Questo Colombo sempre fuori posto tenta di affidare al suo alter ego meccanico, un manichino/robot controllato da una centrale elettronica, la sua tattica di seduzione dell'affascinante vicina. Ma, ancora una volta, la fortuna non sorride a Colombo e il suo sosia meccanico, versione più gradevole, efficiente e disinibita di sé, va in pezzi. Però l'amicizia e il calore dei rapporti umani sono sempre possibili, se si trova qualcuno capace di scaldarti il cuore: e così nel finale il commovente incontro con la svitata Angela Finocchiaro, in un luogo simbolo del consumo e del riciclo (un magazzino di abiti abbandonati), segna il limite di una nuova possibile avventura, all'insegna della voglia di divertirsi con le semplici  imitazioni di un mimo gentile.

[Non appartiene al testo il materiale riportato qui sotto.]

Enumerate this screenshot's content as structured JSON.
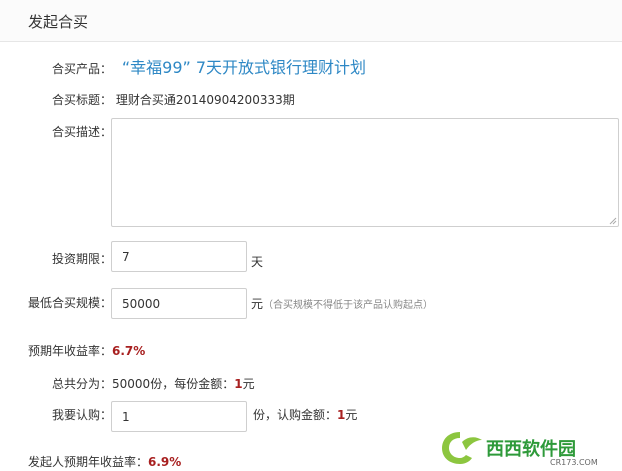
{
  "header": {
    "title": "发起合买"
  },
  "product": {
    "label": "合买产品：",
    "name": "“幸福99” 7天开放式银行理财计划"
  },
  "title_row": {
    "label": "合买标题：",
    "value": "理财合买通20140904200333期"
  },
  "description": {
    "label": "合买描述：",
    "value": ""
  },
  "period": {
    "label": "投资期限：",
    "value": "7",
    "unit": "天"
  },
  "min_scale": {
    "label": "最低合买规模：",
    "value": "50000",
    "unit": "元",
    "hint": "（合买规模不得低于该产品认购起点）"
  },
  "expected_rate": {
    "label": "预期年收益率：",
    "value": "6.7%"
  },
  "shares": {
    "label": "总共分为：",
    "count_text": "50000份，每份金额：",
    "per_share": "1",
    "unit": "元"
  },
  "subscribe": {
    "label": "我要认购：",
    "value": "1",
    "suffix": "份，认购金额：",
    "amount": "1",
    "unit": "元"
  },
  "initiator_rate": {
    "label": "发起人预期年收益率：",
    "value": "6.9%"
  },
  "watermark": {
    "brand": "西西软件园",
    "domain": "CR173.COM"
  }
}
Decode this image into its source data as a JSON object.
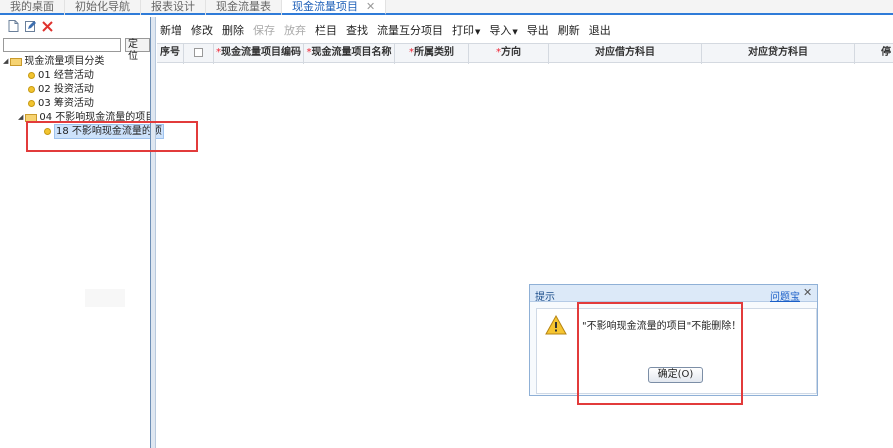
{
  "tabs": [
    {
      "label": "我的桌面",
      "active": false
    },
    {
      "label": "初始化导航",
      "active": false
    },
    {
      "label": "报表设计",
      "active": false
    },
    {
      "label": "现金流量表",
      "active": false
    },
    {
      "label": "现金流量项目",
      "active": true,
      "close": "✕"
    }
  ],
  "left": {
    "search_value": "",
    "locate_label": "定位",
    "tree": {
      "root": "现金流量项目分类",
      "items": [
        {
          "label": "01 经营活动"
        },
        {
          "label": "02 投资活动"
        },
        {
          "label": "03 筹资活动"
        },
        {
          "label": "04 不影响现金流量的项目",
          "children": [
            {
              "label": "18 不影响现金流量的项"
            }
          ]
        }
      ]
    }
  },
  "toolbar": {
    "items": [
      {
        "label": "新增",
        "disabled": false
      },
      {
        "label": "修改",
        "disabled": false
      },
      {
        "label": "删除",
        "disabled": false
      },
      {
        "label": "保存",
        "disabled": true
      },
      {
        "label": "放弃",
        "disabled": true
      },
      {
        "label": "栏目",
        "disabled": false
      },
      {
        "label": "查找",
        "disabled": false
      },
      {
        "label": "流量互分项目",
        "disabled": false
      },
      {
        "label": "打印",
        "disabled": false,
        "dropdown": true
      },
      {
        "label": "导入",
        "disabled": false,
        "dropdown": true
      },
      {
        "label": "导出",
        "disabled": false
      },
      {
        "label": "刷新",
        "disabled": false
      },
      {
        "label": "退出",
        "disabled": false
      }
    ]
  },
  "grid": {
    "columns": [
      {
        "label": "序号",
        "required": false
      },
      {
        "label": "",
        "checkbox": true
      },
      {
        "label": "现金流量项目编码",
        "required": true
      },
      {
        "label": "现金流量项目名称",
        "required": true
      },
      {
        "label": "所属类别",
        "required": true
      },
      {
        "label": "方向",
        "required": true
      },
      {
        "label": "对应借方科目",
        "required": false
      },
      {
        "label": "对应贷方科目",
        "required": false
      },
      {
        "label": "停",
        "required": false
      }
    ],
    "required_mark": "*"
  },
  "dialog": {
    "title": "提示",
    "help_link": "问题宝",
    "close": "✕",
    "message": "\"不影响现金流量的项目\"不能删除！",
    "ok_label": "确定(O)"
  },
  "colors": {
    "accent": "#2f7bd8",
    "highlight": "#e23b3b",
    "required": "#e22233"
  }
}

Nota di merito per la coinvolgente cantilena di Detto Mariano, autore della colonna sonora, e per il delizioso incipit affidato all'animazione di Guido Manuli (mentore e amico di Nichetti).
Rubiamo al bel volume di Massimo Causo e Carlo Chatrian la sintesi perfetta del film e del cinema di Nichetti: “cinema e televisione, gag del muto e critica del presente, comicità irriverente e poesia naif delle piccole cose... I primi film di Maurizio Nichetti abbracciano gli opposti e riescono a farli convivere in una visione che fa del motto di Eraclito il suo credo: Ciò che si oppone converge, e dai discordanti bellissima armonia” (4).

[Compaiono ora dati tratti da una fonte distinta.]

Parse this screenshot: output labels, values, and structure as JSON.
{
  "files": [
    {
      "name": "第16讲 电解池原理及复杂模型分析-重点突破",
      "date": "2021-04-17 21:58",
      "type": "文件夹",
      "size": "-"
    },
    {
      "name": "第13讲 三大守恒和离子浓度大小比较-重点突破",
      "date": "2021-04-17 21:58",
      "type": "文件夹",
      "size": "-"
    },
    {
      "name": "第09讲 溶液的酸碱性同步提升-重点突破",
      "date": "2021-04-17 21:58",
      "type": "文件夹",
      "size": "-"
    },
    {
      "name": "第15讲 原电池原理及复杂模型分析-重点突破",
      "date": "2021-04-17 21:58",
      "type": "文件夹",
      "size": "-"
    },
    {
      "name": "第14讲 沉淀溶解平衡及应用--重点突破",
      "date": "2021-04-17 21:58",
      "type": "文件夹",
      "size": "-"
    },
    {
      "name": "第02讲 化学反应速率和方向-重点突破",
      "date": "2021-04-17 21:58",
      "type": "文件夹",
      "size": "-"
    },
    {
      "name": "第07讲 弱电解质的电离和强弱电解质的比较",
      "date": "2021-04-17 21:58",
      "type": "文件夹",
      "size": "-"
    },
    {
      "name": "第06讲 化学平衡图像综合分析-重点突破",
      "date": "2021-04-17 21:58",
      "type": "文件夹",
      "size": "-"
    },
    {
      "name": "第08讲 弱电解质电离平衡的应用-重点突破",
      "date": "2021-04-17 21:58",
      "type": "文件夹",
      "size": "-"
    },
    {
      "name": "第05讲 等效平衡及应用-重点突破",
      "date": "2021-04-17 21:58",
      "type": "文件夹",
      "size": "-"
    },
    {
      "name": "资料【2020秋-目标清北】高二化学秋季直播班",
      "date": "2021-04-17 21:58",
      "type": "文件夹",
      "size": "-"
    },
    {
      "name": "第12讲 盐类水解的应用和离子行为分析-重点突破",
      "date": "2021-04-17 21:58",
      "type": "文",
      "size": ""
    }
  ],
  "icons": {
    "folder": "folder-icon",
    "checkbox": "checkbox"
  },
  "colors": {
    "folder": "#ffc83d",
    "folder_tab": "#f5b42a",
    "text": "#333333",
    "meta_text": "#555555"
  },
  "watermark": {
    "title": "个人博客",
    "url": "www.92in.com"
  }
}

Un'ultima notizia: la versione DVD di Ratataplan è stata realizzata dallo stesso Nichetti e contiene diversi extra: il commento al film, un'intervista a cura di Mietta Albertini, un suo intervento alla  Sorbona di Parigi, un breve filmato sulla filmografia, il Diario con l'organizzazione delle riprese, il trailer, la galleria fotografica, le locandine, commenti al film da parte di alcuni quotidiani e uno speciale dedicato al mediometraggio Magic Show.
 
1)    Luca Martello, Un silent movie anacronistico, http://www.lankelot.eu/cinema/nichetti-maurizio-ratataplan.html
2)     Alfonso Amendola, Frammenti d'immagine, Napoli, Liguori, 2006, pp. -37.
3)    http://www.cinetecamilano.it/Oberdan/2009/CineIta_7a/eventi_cinegita.html
4)    Massimo Causo, Carlo Chatrian, Maurizio Nichetti. I film, il cinema e..., Cantalupa (To), Effatà Editrice, 2005, p. 80. Su Ratataplan rinvio anche all'interessante recensione di Gérard Courant, “Cinéma 80”, n° 253, janvier 1980, mentre sull'opera di Nichetti si veda anche la monografia di Marco Pistoia, Maurizio Nichetti, Milano, Il Castoro, 1997 e il saggio di Angelo Sabbadini, Maurizio Nichetti, in Giulio Martini, Guglielmina Morelli (a cura di), Patchwork due - Geografia del nuovo cinema italiano, Milano, Il Castoro, 1997.

Ratataplan
Regia, Soggetto e Sceneggiatura: Maurizio Nichetti
Interpreti: Maurizio Nichetti (Colombo), Lidia Biondi (donna incinta), Angelo Finocchiaro (vicina di Colombo), Roland Topor (il boss), Edy Angelillo (vicina ballerina), Giorgio White (l'assistente del boss), Umberto Gallone (maestro di danza), Enrico Grazioli (impresario), Ione Greghi (proprietaria del chiosco), Gaetano Porro (membro italiano della Commissione), Giorgio Cardarelli, Heidi Hansen, Maruska Motlova, Osvaldo Salvi, Serena Sartori, Dario Sereni (componenti di Quelli di Grock)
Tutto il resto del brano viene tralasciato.